Ordinanza di Cassazione Penale Sez. 7 Num. 5551 Anno 2026
Penale Ord. Sez. 7 Num. 5551 Anno 2026
Presidente: COGNOME NOME
Relatore: COGNOME NOME
Data Udienza: 21/01/2026
ORDINANZA
sul ricorso proposto da:
COGNOME NOME NOME a FOGGIA11 DATA_NASCITA
avverso la sentenza del 31/03/2025 della CORTE APPELLO di BARI
dato avviso alle parti;
udita la relazione svolta dal Consigliere NOME COGNOME;
MOTIVI DELLA DECISIONE
Con sentenza del 31.03.2025 la Corte di Appello di Bari ha confermato la pronuncia di condanna emessa dal Tribunale di Bari a carico di COGNOME NOME per il reato di cui all’art. 95 d.P.R. 115/2002.
Avverso tale sentenza ha proposto ricorso per cassazione l’imputato, a mezzo del difensore, articolando i seguenti motivi di ricorso: I) Violazione di legge e vizio di motivazione con riferimento alla mancata applicazione della causa di non punibilità di cui all’art. 131-bis cod. pen.; II) Violazione di legge ed erronea applicazione della legge penale con riferimento all’art. 95 d.P.R. 115/92 sotto il profilo dell’errata individuazione dell’elemento soggettivo del reato; III) motivazione illogica ed apparente non avendo i giudici di merito considerato la documentazione ISEE, utilizzata per la determinazione del reddito complessivo, nella quale sono riportati tutti i nominativi del nucleo familiare.
I motivi di ricorso devono essere dichiarati inammissibili.
Il secondo ed il terzo motivo di doglianza, nei quali si lamenta la inesistenza dei presupposti oggettivi e soggettivi del reato ascritto all’imputato, sono riproduttivi di profili di censura già adeguatamente vagliati e disattesi con argomentazioni corrette dai giudici di merito e non scanditi da specifica critica.
La Corte di merito, con argomentare immune da censure rilevabili in sede di legittimità, ha chiarito come fosse stato accertato, a seguito di verifiche demandate alla G. di F., la falsità di quanto dichiarato dal ricorrente in ordine al reddito imponibile del suo nucleo familiare, la cui sommatoria, di gran lunga superiore alla soglia prevista per l’ammissione, non consentiva l’accesso al beneficio.

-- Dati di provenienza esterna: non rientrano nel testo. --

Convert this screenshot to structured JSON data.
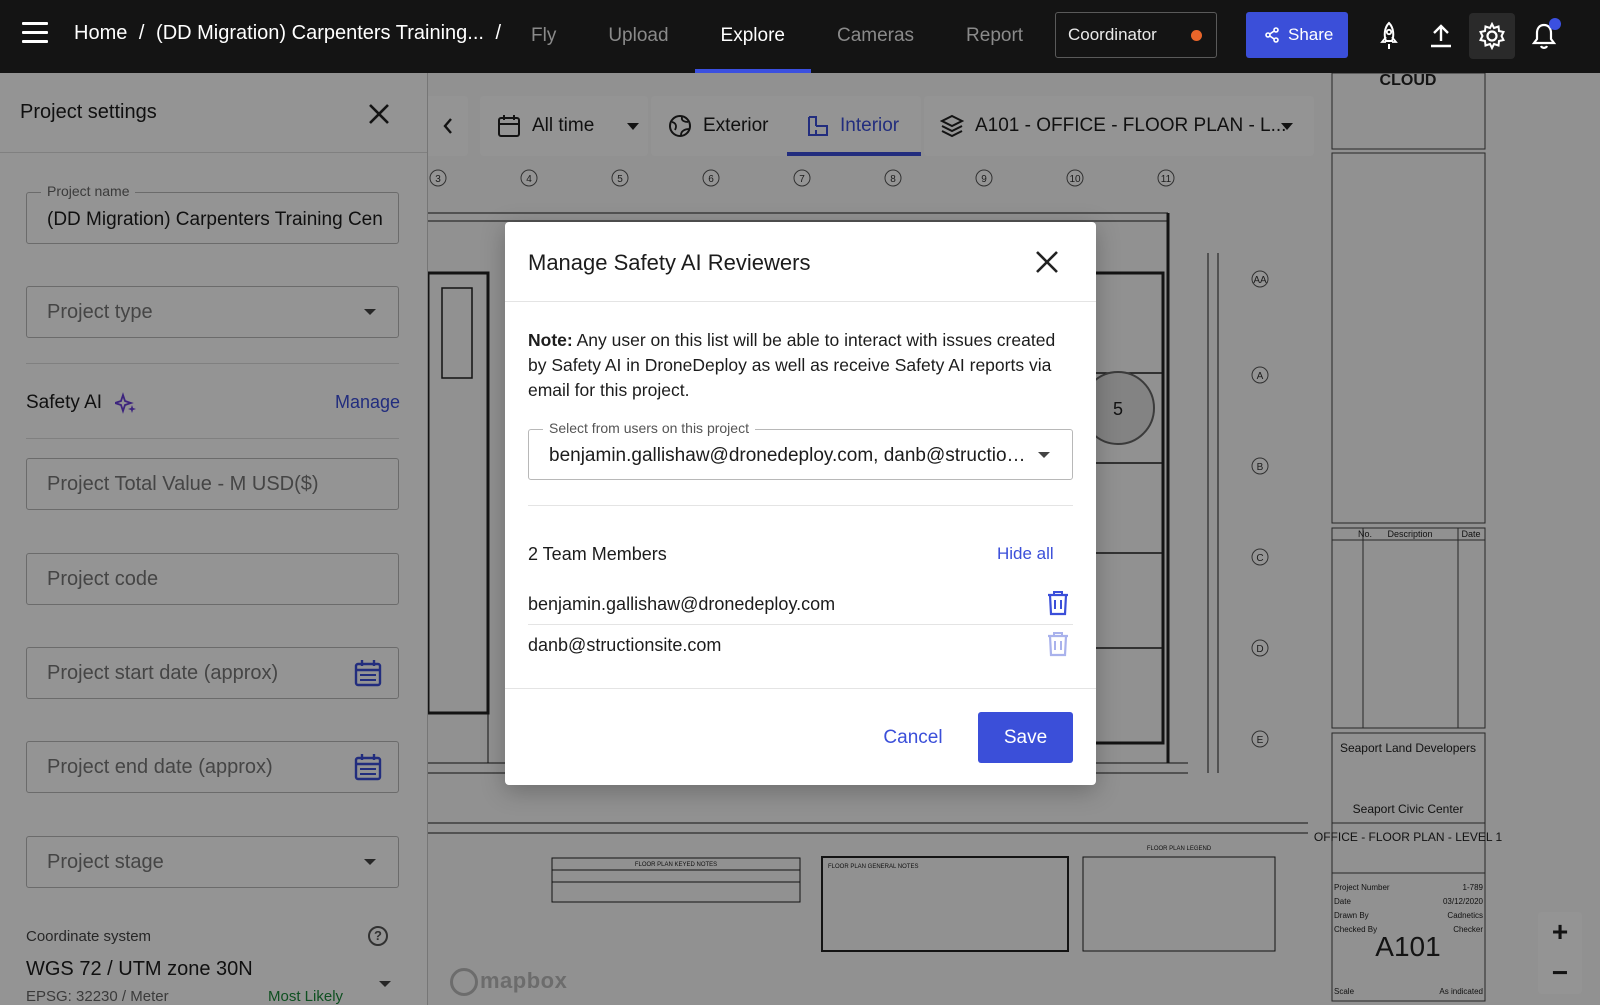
{
  "topbar": {
    "breadcrumb": [
      "Home",
      "/",
      "(DD Migration) Carpenters Training...",
      "/"
    ],
    "tabs": [
      {
        "label": "Fly",
        "active": false
      },
      {
        "label": "Upload",
        "active": false
      },
      {
        "label": "Explore",
        "active": true
      },
      {
        "label": "Cameras",
        "active": false
      },
      {
        "label": "Report",
        "active": false
      }
    ],
    "role": "Coordinator",
    "share_label": "Share",
    "icons": [
      "rocket-icon",
      "upload-icon",
      "gear-icon",
      "bell-icon"
    ]
  },
  "map": {
    "time_filter": "All time",
    "exterior_label": "Exterior",
    "interior_label": "Interior",
    "layer_label": "A101 - OFFICE - FLOOR PLAN - L...",
    "mapbox": "mapbox",
    "zoom_in": "+",
    "zoom_out": "−",
    "room_number": "5",
    "grid_numbers": [
      "3",
      "4",
      "5",
      "6",
      "7",
      "8",
      "9",
      "10",
      "11"
    ],
    "grid_letters": [
      "AA",
      "A",
      "B",
      "C",
      "D",
      "E"
    ],
    "title_block": {
      "cloud": "CLOUD",
      "developer": "Seaport Land Developers",
      "project": "Seaport Civic Center",
      "sheet_title": "OFFICE - FLOOR PLAN - LEVEL 1",
      "sheet_number": "A101",
      "rev_headers": [
        "No.",
        "Description",
        "Date"
      ],
      "project_number_label": "Project Number",
      "project_number": "1-789",
      "date_label": "Date",
      "date": "03/12/2020",
      "drawn_label": "Drawn By",
      "drawn": "Cadnetics",
      "checked_label": "Checked By",
      "checked": "Checker",
      "scale_label": "Scale",
      "scale": "As indicated"
    },
    "notes_titles": [
      "FLOOR PLAN KEYED NOTES",
      "FLOOR PLAN GENERAL NOTES",
      "FLOOR PLAN LEGEND"
    ]
  },
  "panel": {
    "title": "Project settings",
    "project_name_label": "Project name",
    "project_name": "(DD Migration) Carpenters Training Cen",
    "project_type": "Project type",
    "safety_ai": "Safety AI",
    "manage": "Manage",
    "total_value": "Project Total Value - M USD($)",
    "project_code": "Project code",
    "start_date": "Project start date (approx)",
    "end_date": "Project end date (approx)",
    "project_stage": "Project stage",
    "coord_title": "Coordinate system",
    "coord_value": "WGS 72 / UTM zone 30N",
    "coord_sub": "EPSG: 32230 / Meter",
    "coord_likely": "Most Likely",
    "help": "?"
  },
  "modal": {
    "title": "Manage Safety AI Reviewers",
    "note_bold": "Note:",
    "note_text": " Any user on this list will be able to interact with issues created by Safety AI in DroneDeploy as well as receive Safety AI reports via email for this project.",
    "select_label": "Select from users on this project",
    "select_value": "benjamin.gallishaw@dronedeploy.com, danb@structionsite.com",
    "team_count": "2 Team Members",
    "hide_all": "Hide all",
    "members": [
      {
        "email": "benjamin.gallishaw@dronedeploy.com",
        "deletable": true
      },
      {
        "email": "danb@structionsite.com",
        "deletable": false
      }
    ],
    "cancel": "Cancel",
    "save": "Save"
  },
  "colors": {
    "accent": "#3b4fd9",
    "topbar": "#141414",
    "status_dot": "#e8652a",
    "success": "#1a8a3a"
  }
}
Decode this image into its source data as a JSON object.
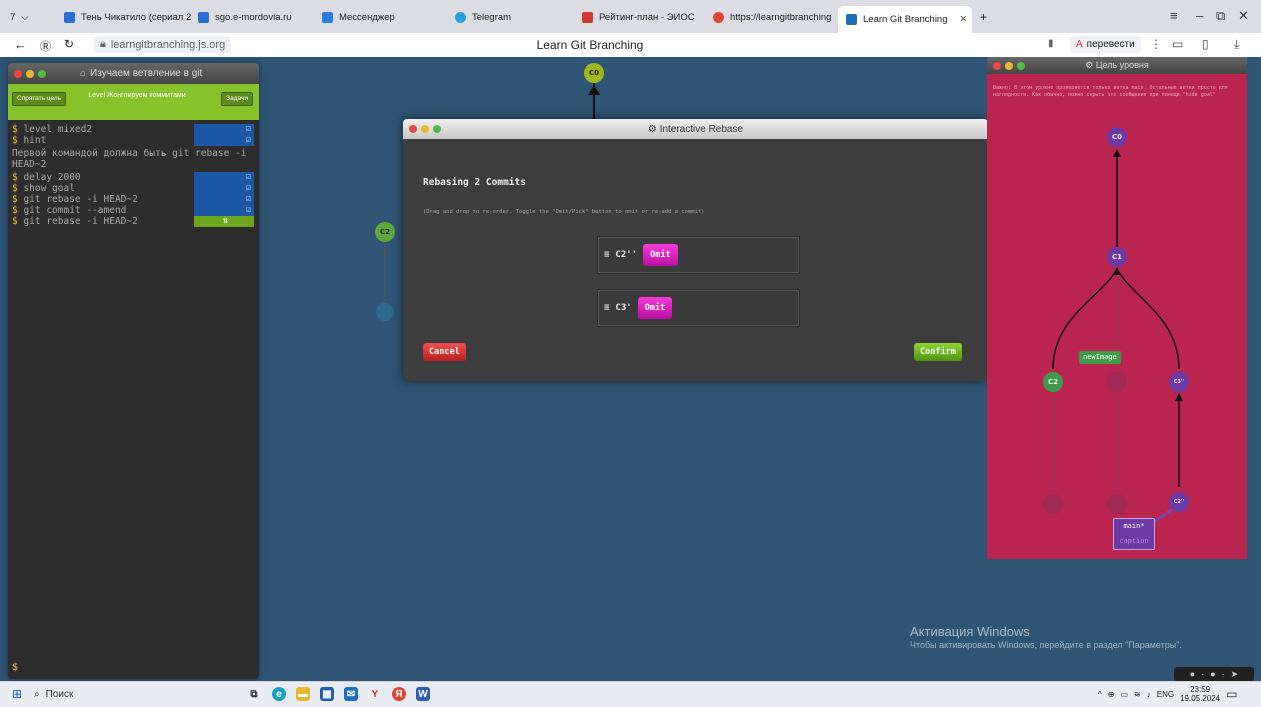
{
  "browser": {
    "tab_count": "7",
    "tabs": [
      {
        "label": "Тень Чикатило (сериал 2",
        "color": "#2b6fd6"
      },
      {
        "label": "sgo.e-mordovia.ru",
        "color": "#2b6fd6"
      },
      {
        "label": "Мессенджер",
        "color": "#2a7de1"
      },
      {
        "label": "Telegram",
        "color": "#2aa1da"
      },
      {
        "label": "Рейтинг-план - ЭИОС",
        "color": "#d23b2b"
      },
      {
        "label": "https://learngitbranching.j",
        "color": "#e0452f"
      },
      {
        "label": "Learn Git Branching",
        "color": "#1e6fb8"
      }
    ],
    "new_tab": "+",
    "url": "learngitbranching.js.org",
    "page_title": "Learn Git Branching",
    "translate_label": "перевести"
  },
  "terminal": {
    "title": "Изучаем ветвление в git",
    "objective_button": "Спрятать цель",
    "level_name": "Level Жонглируем коммитами",
    "levels_button": "Задачи",
    "commands_top": [
      {
        "text": "level mixed2",
        "mark": "☑"
      },
      {
        "text": "hint",
        "mark": "☑"
      }
    ],
    "message": "Первой командой должна быть git rebase -i HEAD~2",
    "commands": [
      {
        "text": "delay 2000",
        "mark": "☑"
      },
      {
        "text": "show goal",
        "mark": "☑"
      },
      {
        "text": "git rebase -i HEAD~2",
        "mark": "☑"
      },
      {
        "text": "git commit --amend",
        "mark": "☑"
      },
      {
        "text": "git rebase -i HEAD~2",
        "mark": "⇅"
      }
    ],
    "prompt": "$"
  },
  "canvas": {
    "nodes": [
      {
        "label": "C0",
        "color": "#9fb81e"
      },
      {
        "label": "C2",
        "color": "#5fa83a"
      }
    ]
  },
  "dialog": {
    "title": "Interactive Rebase",
    "heading": "Rebasing 2 Commits",
    "subtitle": "(Drag and drop to re-order. Toggle the \"Omit/Pick\" button to omit or re-add a commit)",
    "commits": [
      {
        "label": "C2''",
        "toggle": "Omit"
      },
      {
        "label": "C3'",
        "toggle": "Omit"
      }
    ],
    "cancel": "Cancel",
    "confirm": "Confirm"
  },
  "goal": {
    "title": "Цель уровня",
    "description": "Важно: В этом уровне проверяется только ветка main. Остальные ветки просто для наглядности. Как обычно, можно скрыть это сообщение при помощи \"hide goal\"",
    "nodes": [
      "C0",
      "C1",
      "C2",
      "C3''",
      "C2''"
    ],
    "branches": [
      "newImage",
      "main*",
      "caption"
    ]
  },
  "watermark": {
    "line1": "Активация Windows",
    "line2": "Чтобы активировать Windows, перейдите в раздел \"Параметры\"."
  },
  "taskbar": {
    "search_placeholder": "Поиск",
    "lang": "ENG",
    "time": "23:59",
    "date": "19.05.2024"
  }
}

Sotto il profilo soggettivo del reato, si legge in motivazione, deve escludersi che il ricorrente non fosse al corrente dell’attività lavorativa prestata dal fratello convivente, sicchè, hanno sostenuto i giudici, deve ritenersi inverosimile, sulla base di logici criteri di inferenza, che egli non sapesse dei redditi da questi percepiti. Né rileva il fatto che nella documentazione ISEE fosse correttamente indicata la composizione del nucleo familiare, non essendo questo – alla stregua delle logiche argomentazioni svolte in sentenza – un elemento dal quale desumersi che il richiedente fosse incorso in un semplice errore o in una disattenzione.

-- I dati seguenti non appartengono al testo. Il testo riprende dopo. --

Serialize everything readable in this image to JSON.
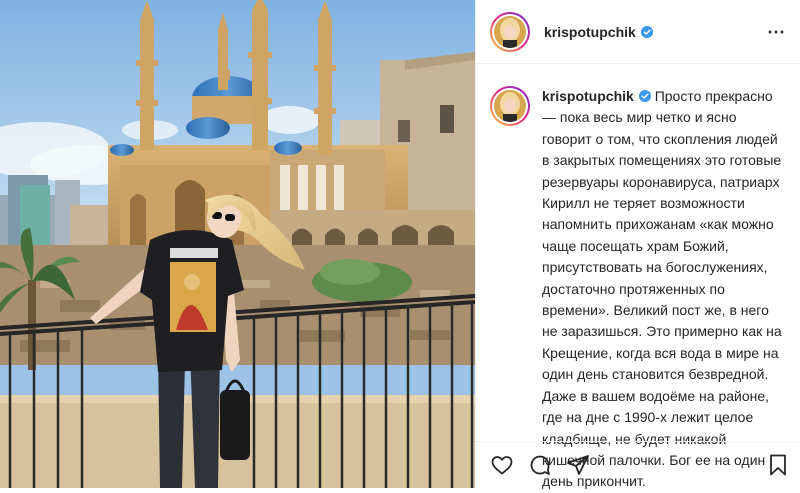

A fronte di tale corredo argomentativo, la difesa reitera doglianze già formulate nelle sedi di merito, non connotate da adeguata pertinenza censoria e, dunque, prive del necessario requisito della specificità
Del pari inammissibile è il primo motivo di ricorso. Si evince dal complesso argomentativo prodotto in sentenza come la Corte territoriale abbia
A GLYPH ritenuto che il fatto fosse connotato da una certa gravità, non solo perché il richiedente aveva ottenuto l’ammissione al patrocinio a spese delle Stato, ma anche in ragione del rilevante superamento della soglia massima di reddito prevista dalla legge per l’accesso al beneficio, come si dice nella parte iniziale della sentenza, dove si mette in rilievo che, a fronte di una dichiarazione di euro 9.322,40, il nucleo familiare del ricorrente aveva conseguito redditi per euro 16.250,07.
Trattasi di motivazione immune da incongruenze logiche e coerente con le risultanze istruttorie, tale da portare la decisione adottata in parte qua al riparo da censure prospettabili in sede di legittimità.
All’inammissibilità del ricorso consegue, per legge, la condanna del ricorrente al pagamento delle spese processuali ed alla somma di euro tremila in favore della Cassa delle ammende, non ravvisandosi ragioni di esonero (Corte Cost., sent. n. 186/2000).
P. Q. M.
Dichiara inammissibile il ricorso e condanna il ricorrente al pagamento delle spese processuali e della somma di euro tremila in favore della Cassa delle ammende.